This page tracks the functional and interface changes I make to the site. Future changes are on the roadmap.
For wide viewports, the table of contents next to each note was moved further right and fixed in position. This makes it accessible at any scroll position and provides more room for sidenotes at the start of pages like on The 2021 Kona Rove DL bicycle note.
Entries were added to the site again so that visitors can keep up with changes and I can record ephemeral thoughts.
Notes can have optional front-matter to fix their date and add epistemic status and effort metadata, shown in the margin or inline with the note depending on the viewport width. The styling was reworked to allow code blocks to span the full width of the page.
Footnotes were changed to sidenotes for wide windows and toggle-able inline notes when narrow. The glyphs next to outbound or download links became a superscript. Internally, asynchronous note generation cut site rebuild times in half by hiding I/O latency and using additional CPUs.
The footer switched from being centered to left-aligned.
The number of recently-updated notes went back down to 10 and a paragraph explaining interesting notes was added to the main index.
The book updates have moved out of the home page and I increased the number of note updates from 10 to 30.
I removed the
index.html portion of links resolving to note pages, so the URL is a bit cleaner in browsers.
I made it easier to link to notes from any page by using the name of the note, instead of a URL.
Also, note URLs are became a directory with an
index.html, making it easier for per-note assets to be included.
Outbound links got a north east arrow suffix to indicate when a user would be leaving the site.
The home page has a list of recently-changed elements on the site, like books and notes. I removed the granular now updates in lieu of a more traditional, infrequently-updated page.
To make it easier to navigate long notes, I added a table of contents in the margin, with inter-page links to headings.
I added support for now entries to be treated like articles, with a file-per-update, as opposed to manually moving them to then whenever a new one is added. This also means that they get their own Atom feed and makes it easier to add other entry types, like book or media essays.
Markdown documents can now contain footnotes. 1 Which needed a few hacks in the Markdown parser.
I re-worked how articles are added to the site, going back to a one-Markdown-file-per-article approach, to make it easier to write longer articles.
The roadmap, changelog, and colophon were added.
The now page was restructured and expanded to better fit the vision described at nownownow’s about page.
The Rust source code that generates the site was re-structured as a library with a model-view-controller architecture.

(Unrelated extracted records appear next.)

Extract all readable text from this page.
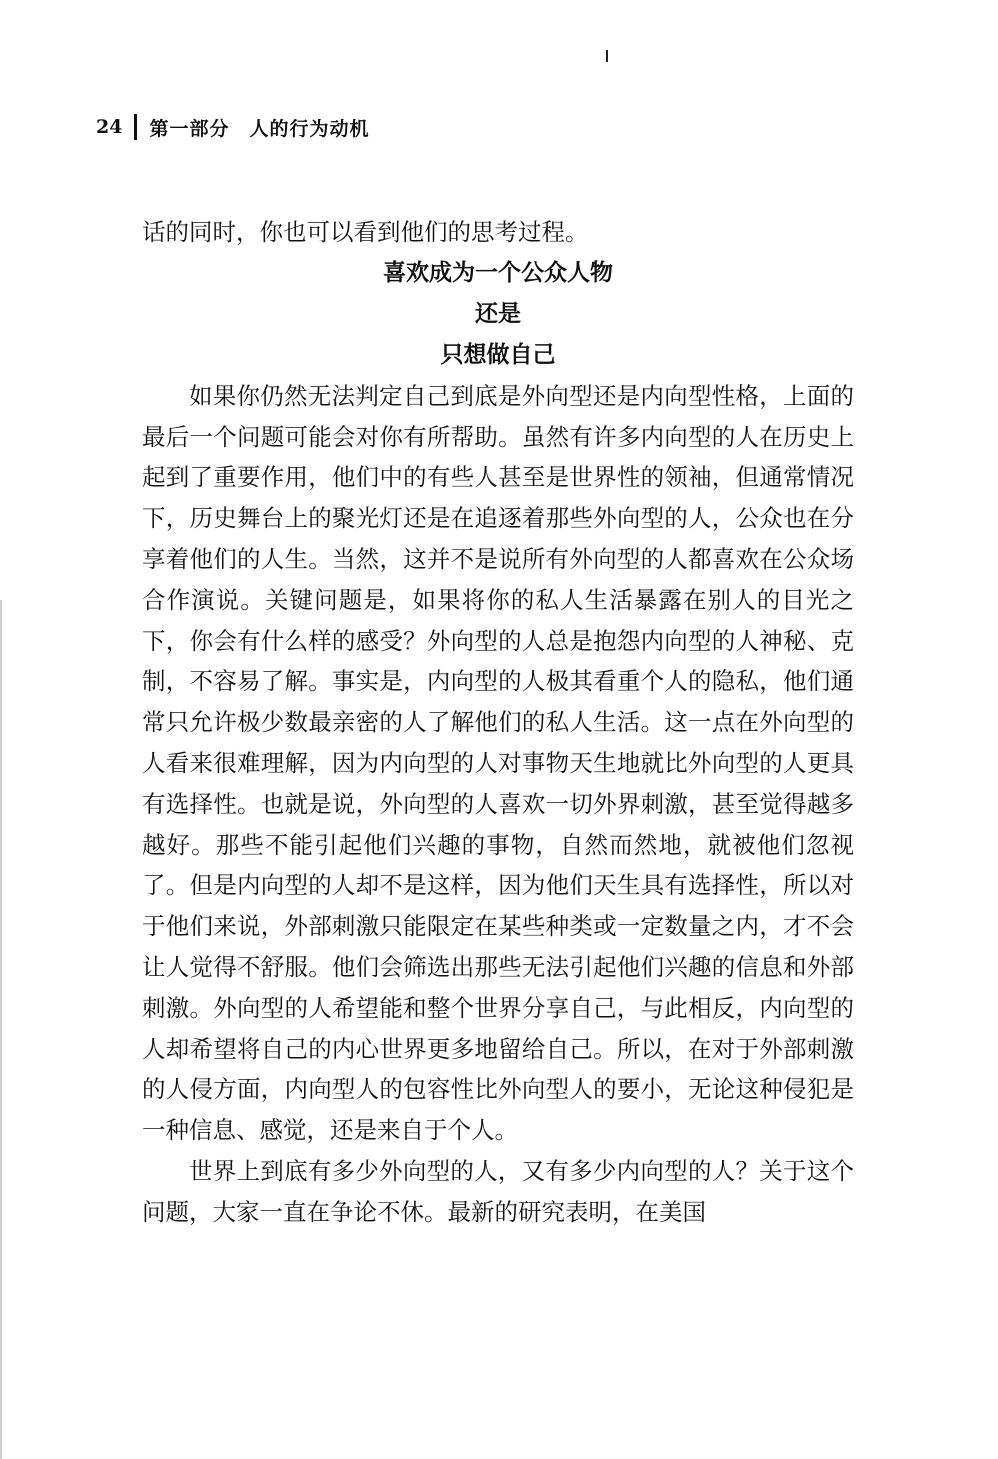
24 第一部分　人的行为动机

话的同时，你也可以看到他们的思考过程。

喜欢成为一个公众人物

还是

只想做自己

如果你仍然无法判定自己到底是外向型还是内向型性格，上面的最后一个问题可能会对你有所帮助。虽然有许多内向型的人在历史上起到了重要作用，他们中的有些人甚至是世界性的领袖，但通常情况下，历史舞台上的聚光灯还是在追逐着那些外向型的人，公众也在分享着他们的人生。当然，这并不是说所有外向型的人都喜欢在公众场合作演说。关键问题是，如果将你的私人生活暴露在别人的目光之下，你会有什么样的感受？外向型的人总是抱怨内向型的人神秘、克制，不容易了解。事实是，内向型的人极其看重个人的隐私，他们通常只允许极少数最亲密的人了解他们的私人生活。这一点在外向型的人看来很难理解，因为内向型的人对事物天生地就比外向型的人更具有选择性。也就是说，外向型的人喜欢一切外界刺激，甚至觉得越多越好。那些不能引起他们兴趣的事物，自然而然地，就被他们忽视了。但是内向型的人却不是这样，因为他们天生具有选择性，所以对于他们来说，外部刺激只能限定在某些种类或一定数量之内，才不会让人觉得不舒服。他们会筛选出那些无法引起他们兴趣的信息和外部刺激。外向型的人希望能和整个世界分享自己，与此相反，内向型的人却希望将自己的内心世界更多地留给自己。所以，在对于外部刺激的人侵方面，内向型人的包容性比外向型人的要小，无论这种侵犯是一种信息、感觉，还是来自于个人。

世界上到底有多少外向型的人，又有多少内向型的人？关于这个问题，大家一直在争论不休。最新的研究表明，在美国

This made it easier to add incremental rebuilds to the site, only copying files and parsing Markdown if the built products are older than their sources.
Articles can be directories that contain a Markdown file and other assets, allowing images can be referenced using only their file name.
SVG and plain text files are copied directly into the resulting HTML, instead of being referenced by an
I re-wrote the site as a Rust program and redesigned it so the page content is left-aligned and doesn’t have a contrasting header. The Rust version added support for a basic linking between notes, inspired by Andy Matuschak’s working notes.
Sidenotes, bibliographies, and YAML were removed to keep things simple, and articles (or log entries) are meant to be shorter by forcing them all into a single file for the same month.
The first iteration of this site was generated from a Lua program that I spent several months building, making extensive use of the excellent lunamark Markdown library. It had a single-column, centered layout with a contrasting header that spanned the entire width of the page. Articles were the only content supported on the site, but they could contain sidenotes that turned into footnotes at small viewport widths and citation lists. I never ended up using it, aside from pushing it to a staging server.
The next incarnation of the site used the Metalsmith static site generator, but I never published it.
I started off by using Jekyll for a simple one-page website to serve my resume.